Lorena and Neill; Thanks so much for debugging and all the details. I dug into this and realized that the logic did not do a great job of providing cores when there wasn't multiple structural variant callers. I fixed the logic so it should now be more aggressive about core usage and correctly parallelize by samples and QC method over more machines. If you update to the latest development and re-run let us know how it looks for speed. Happy to try and do more optimizations beyond this if that will help. Thanks again for the pointers and suggestions.

NeillGibson commented 8 years ago

Thank you for fixing this parallelization issue.
I will try to test it end of next week but it looks like it should do the job.

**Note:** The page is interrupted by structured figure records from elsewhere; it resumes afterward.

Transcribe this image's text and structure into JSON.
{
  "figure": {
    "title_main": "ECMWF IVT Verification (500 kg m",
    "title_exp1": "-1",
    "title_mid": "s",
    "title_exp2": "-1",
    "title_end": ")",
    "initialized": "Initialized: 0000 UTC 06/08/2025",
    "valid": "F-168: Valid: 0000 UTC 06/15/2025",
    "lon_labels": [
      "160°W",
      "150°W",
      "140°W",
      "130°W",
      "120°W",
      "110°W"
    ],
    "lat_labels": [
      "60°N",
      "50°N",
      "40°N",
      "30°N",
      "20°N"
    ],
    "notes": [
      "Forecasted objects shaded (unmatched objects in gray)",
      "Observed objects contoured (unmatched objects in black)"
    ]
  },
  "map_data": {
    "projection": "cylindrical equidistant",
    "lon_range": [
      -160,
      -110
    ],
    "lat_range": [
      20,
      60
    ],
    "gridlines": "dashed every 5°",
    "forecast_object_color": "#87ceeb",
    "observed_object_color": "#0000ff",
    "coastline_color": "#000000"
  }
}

NeillGibson commented 8 years ago

Thank you! QC now runs in parallel for me with the bwa + freebayes workflow. I set max n of cpu to 45 and 4 jobs of 10 cpu are created and executed for QC.

grid-master: Resource requests: bcbio_variation, fastqc, gatk, gemini, qsignature, samtools; memory: 3.00, 3.00, 3.50, 3.00, 3.00, 3.00; cores: 10, 10, 1, 10, 10, 10
grid-master: Configuring 4 jobs to run, using 10 cores each with 35.1g of memory reserved for each job
lpantano commented 7 years ago

Hi @NeillGibson

I will close this, but feel free to open another issue if still you find any issue.